Die Wettbewerbshüter halten auch eine Lockerung der gesetzlichen Regelung für empfehlenswert, damit Apotheken durch zusätzliche Dienstleistungen miteinander in vermehrten Qualitätswettbewerb treten können. Ein Qualitätswettbewerb verbunden mit Deregulierung könnte zu besserer Beratung, neuen Dienstleistungen, kürzeren Wartezeiten und längeren Öffnungszeiten führen, ist die Behörde überzeugt. Den Apotheken sollte es zum Beispiel erlaubt werden, ihre Aufsperrzeiten an die allgemeinen Ladenöffnungszeiten anzupassen. Bei nicht verschreibungspflichtigen Medikamente (OTC-Arzneimittel) erachtet die Behörde einen Preiswettbewerb, auch online, für zielführend - bei rezeptpflichtigen Arzneien ist dieser ohnehin nicht möglich.

Eine Aufweichung des Prinzips der eigentümergeführten Apotheke - derzeit gibt es ein Ketten- und Fremdbesitzverbot - wird in dem BWB-Bericht hingegen abgelehnt. "Eine vertikale Integration würde die Wahrscheinlichkeit des Auftretens negativer Folgen wie Marktzutrittsbarrieren, die Abschottung "fremder" Apotheken und das Verschieben der Sortimentsbreite und -tiefe zugunsten der vom Großhändler angebotenen Waren massiv erhöhen", heißt es.

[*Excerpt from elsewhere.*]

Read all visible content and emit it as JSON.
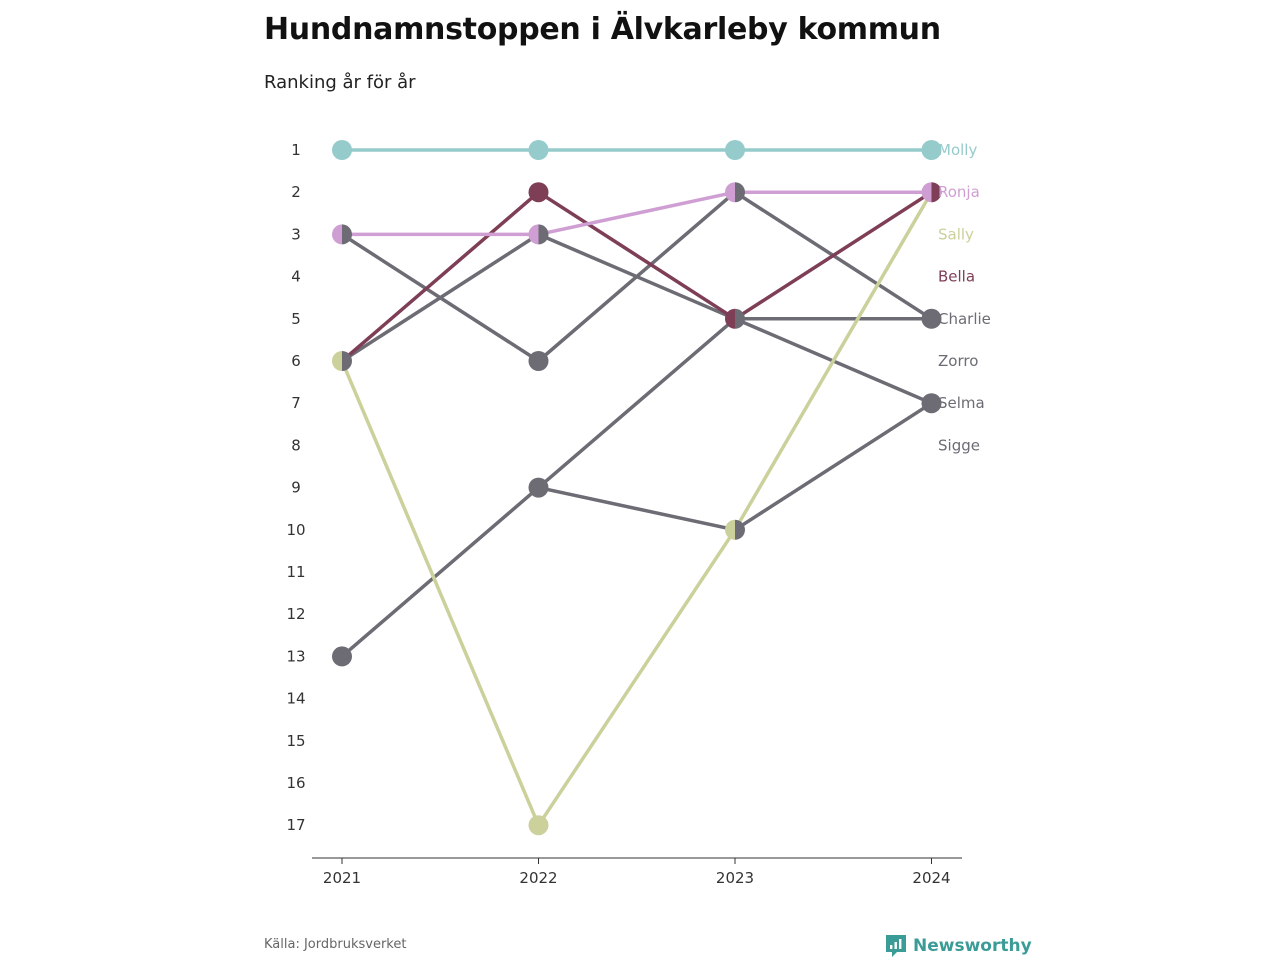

Schon jetzt sei der Machteinfluss der drei großen Apotheken-Großhändler auf die Apotheken groß, teilweise legen die Großhändler den Steuerberater der Apotheken fest oder geben die Marketingmaßnahmen vor. Von den sechs Großhändlern dominieren die drei größten den Markt laut BWB zu 75 bis 85 Prozent. Neben Beteiligungen und Bürgschaften bestehen zwischen Apotheken und Großhändlern zum Teil weitreichende vertragliche Beziehungen wie Warenkredite, Kaufpreisstundungen, Finanzierungshilfen, Mindestumsätze und Warenbezugszusagen. Dadurch werde, so die BWB, ein massiver Einfluss auf das Bestellverhalten der Apotheken ausgeübt. Apotheken sollten aber leichter Filialapotheken eröffnen können, empfiehlt die Behörde abschließend.

Aktuell gibt es in Österreich 1.357 öffentliche Apotheken. Die Zahl ist im vergangenen Jahrzehnt um 10 Prozent gestiegen. Im europäischen Durchschnitt verfügt Österreich mit 15,4 Apotheken pro 100.000 Einwohner über eine geringe Apothekendichte, allerdings gibt es zusätzlich Hausapotheken niedergelassener Ärzte. Die Ausgaben für pharmazeutische Erzeugnisse machen mit 3,7 Mrd. Euro rund 13,5 Prozent der gesamten öffentlichen Gesundheitsausgaben in der Höhe von 27,3 Mrd. Euro aus. Der Gesamtumsatz der öffentlichen Apotheken in Österreich betrug im Jahr 2016 rund 3,98 Mrd. Euro, darauf entfielen 2,69 Mrd. Euro auf Krankenkassenumsätze und 1,29 Mrd. Euro auf Privatumsätze.

Die BWB nimmt derzeit den gesamten Gesundheitsmarkt genauer unter die Lupe. Der erste Teilbericht zum Apothekenmarkt ist nur der Anfang. Behördenchef Theodor Thanner hat angekündigt, sich beispielsweise auch mögliche Absprachen bei Medikamentenpreisen oder Monopolisierungstendenzen bei Pharmaunternehmen anzuschauen. Untersucht wird auch die Nachfragemacht von Pflegeheimen oder die Beschaffung von Großgeräten für Radiologie-Untersuchungen. Zuletzt waren auch Rettungsdienste und Privatspitäler ein Thema für die Kartellbehörde.